El 8 de marzo de 1908 ocurría un grave suceso en la historia del trabajo y de la lucha sindical. Cerca de 130 trabajadoras de la fábrica Cotton de Nueva York, se declaraban en huelga y ocupaban el lugar donde estaban empleadas. Sus reivindicaciones eran simples y justas: conseguir una jornada laboral de 10 horas, salario igual que el de los hombres y una mejora de las condiciones higiénicas.
El dueño de la empresa ordenó cerrar las puertas, y provocar un incendio, con la intención de que las empleadas desistieran de su actitud. Sin embargo, las llamas se extendieron y no pudieron ser controladas. Las mujeres murieron abrasadas en el interior de la fábrica.
Dos años más tarde, en plena época del funcionamiento de la II Internacional, se convocó en Copenhague una reunión de mujeres socialistas, en la que la revolucionaria alemana, Clara Zetkin, propuso celebrar, el 8 de marzo en recuerdo de la muerte de estas trabajadoras y denominarlo, Día Internacional de la Mujer Trabajadora.
Más adelante se perdería lo que era denominado “Imbecilita sexus”, del senado Consulto Veleyano, que sostenía que las mujeres eran imbéciles por naturaleza, y que por lo tanto debían ser equiparadas a los niños o a los tarados. Erasmo de Rotterdam, en Elogio de la locura escribiría algún que otro párrafo en el que no deja muy bien parada a la figura de la mujer, influido, quizá por esa idea de inferioridad hacia la mujer. Dentro de nuestras fronteras, la gran mayoría de las españolas «sobrantes» decidieron prepararse para trabajar y subsistir sin ser manejadas. Fueron las primeras, mujeres de clase media culta, privadas de recursos materiales, que unían sus salarios a los de sus maridos para contribuir al presupuesto familiar.

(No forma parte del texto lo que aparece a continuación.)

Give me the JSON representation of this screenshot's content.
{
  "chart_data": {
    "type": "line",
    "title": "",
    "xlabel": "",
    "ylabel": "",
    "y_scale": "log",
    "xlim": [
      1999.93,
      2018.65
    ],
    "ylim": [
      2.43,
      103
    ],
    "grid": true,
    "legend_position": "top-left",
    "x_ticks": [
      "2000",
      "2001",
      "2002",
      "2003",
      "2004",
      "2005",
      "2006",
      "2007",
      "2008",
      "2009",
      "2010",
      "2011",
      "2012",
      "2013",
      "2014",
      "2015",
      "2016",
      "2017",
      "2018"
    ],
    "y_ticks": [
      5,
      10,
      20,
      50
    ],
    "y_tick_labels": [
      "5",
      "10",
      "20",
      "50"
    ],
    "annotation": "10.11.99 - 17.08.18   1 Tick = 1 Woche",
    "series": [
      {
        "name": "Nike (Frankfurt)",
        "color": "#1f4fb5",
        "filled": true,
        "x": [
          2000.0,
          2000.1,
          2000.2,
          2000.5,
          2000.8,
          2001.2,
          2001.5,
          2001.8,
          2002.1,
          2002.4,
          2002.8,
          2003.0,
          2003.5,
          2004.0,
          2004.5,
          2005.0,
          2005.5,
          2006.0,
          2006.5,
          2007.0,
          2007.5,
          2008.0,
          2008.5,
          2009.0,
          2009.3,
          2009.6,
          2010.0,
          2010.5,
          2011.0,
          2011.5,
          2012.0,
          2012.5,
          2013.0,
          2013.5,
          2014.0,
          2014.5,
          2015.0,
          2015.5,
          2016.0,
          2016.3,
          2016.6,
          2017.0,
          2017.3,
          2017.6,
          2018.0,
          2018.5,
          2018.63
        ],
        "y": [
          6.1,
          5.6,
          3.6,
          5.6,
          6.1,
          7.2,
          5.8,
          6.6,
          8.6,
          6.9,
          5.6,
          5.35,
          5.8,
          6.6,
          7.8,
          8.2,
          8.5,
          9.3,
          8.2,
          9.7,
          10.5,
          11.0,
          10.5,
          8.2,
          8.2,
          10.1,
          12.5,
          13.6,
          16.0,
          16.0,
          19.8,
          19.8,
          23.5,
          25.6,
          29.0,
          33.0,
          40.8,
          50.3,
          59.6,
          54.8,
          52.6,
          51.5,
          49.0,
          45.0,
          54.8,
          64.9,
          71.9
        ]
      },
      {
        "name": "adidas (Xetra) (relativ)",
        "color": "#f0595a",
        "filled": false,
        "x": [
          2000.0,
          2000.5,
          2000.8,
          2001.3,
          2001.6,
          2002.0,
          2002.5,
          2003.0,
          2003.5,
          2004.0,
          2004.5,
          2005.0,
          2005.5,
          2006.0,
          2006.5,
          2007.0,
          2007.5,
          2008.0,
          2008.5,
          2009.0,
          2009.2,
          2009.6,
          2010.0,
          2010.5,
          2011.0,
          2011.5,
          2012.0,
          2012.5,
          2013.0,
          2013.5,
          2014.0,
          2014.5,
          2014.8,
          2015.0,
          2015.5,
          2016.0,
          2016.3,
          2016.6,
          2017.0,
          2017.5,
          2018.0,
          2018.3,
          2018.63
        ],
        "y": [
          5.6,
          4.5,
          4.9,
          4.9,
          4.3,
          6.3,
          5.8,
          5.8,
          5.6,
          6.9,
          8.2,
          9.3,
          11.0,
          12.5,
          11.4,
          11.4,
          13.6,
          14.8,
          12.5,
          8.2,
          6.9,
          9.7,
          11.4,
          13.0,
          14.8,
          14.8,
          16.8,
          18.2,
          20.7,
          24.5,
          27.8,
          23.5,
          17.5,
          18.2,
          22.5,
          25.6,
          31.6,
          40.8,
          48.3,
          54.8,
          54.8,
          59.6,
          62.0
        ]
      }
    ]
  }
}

Sin embargo, la incorporación real de la mujer al trabajo se realizó, en gran parte, gracias al afán de ésta por mejorar su formación. Entre 1920 y 1936, surgieron las primeras mujeres con cargos importantes como María de Maeztu, Rafaela Ortega, Jimena Menéndez, Pilar Madariaga, Carmen Baroja de Caro, Victoria Kent o Concha Espina. De la misma manera me viene al recuerdo la pintora vanguardista Maruja Mallo, mitad ángel y mitad marisco, como decía de ella Dalí. Una mujer entregadaal arte, guapa, liberada, eterna adolescente de risa sonora y savia goyesca. Su cuadro, en paradero desconocido, La ciclista (1927) es el símbolo de la lucha feminista. De las mujeres modernas y artistas que reclaman su hueco en una sociedad patriarcal. Que tratan de abolir las barreras que las aprisionaban dentro de la esfera preestablecida de lo femenino. La sola imagen de una mujer en bañador montando en bicicleta es el campo de batalla para las mujeres libres. Es la bandera de la vanguardia femenina en la época de la II República.
Poco a poco, con el paso del tiempo, fueron aprobándose leyes a favor de las reivindicaciones de la mujer. No sin mucho esfuerzo y una condenación previa al silencio. Por ejemplo, en abril de 1958 se reformó el Código Civil dando la posibilidad a la mujer de no verse obligada a abandonar el domicilio conyugal, ni perder la custodia de sus hijos tras haber cometido adulterio. No cabe duda de que otra suerte hubiera corrido Madame Bovary en estos tiempos. E incluso mejor aún para Flaubert, el autor del libro, que no habría terminado en la cárcel por incitación al adulterio.
Muchas e injustas han sido las trabas que la mujer ha tenido que superar a lo largo de la historia y muchas son las que todavía le quedan por derribar. Porque a pesar de que la revolución feminista ha producido grandes cambios en el transcurso del siglo XX, las mujeres de hoy día aún necesitan hallar el difícil equilibrio entre el ámbito laboral y doméstico. Y eso sin contar las innumerables mentalidades atávicas aún existentes de actitudes machistas e incluso insultantes.
Como dijo Bob Dylan, los tiempos están cambiando. En el siglo XXI los rostros de mujeres no solo salen a la luz por su belleza o por estar en compañía de un hombre. Ahora, son ellas sus propias protagonistas. Las que han labrado su camino de éxito y esfuerzo. La poeta Ana Blandaria, la canciller Angel Merkel, la poeta uruguaya Ida Vitale, la novelista alemana Herta Müller o la insustituible Elena Poniatowska, son claros ejemplos de ello.
Como dijo la escritora mexicana «la voz de la mujer puede ser muy poderosa incluso la de las mujeres más inesperadas, voces dulces, cuerpos pequeños que se atreven con todo a pesar de condiciones muy adversas».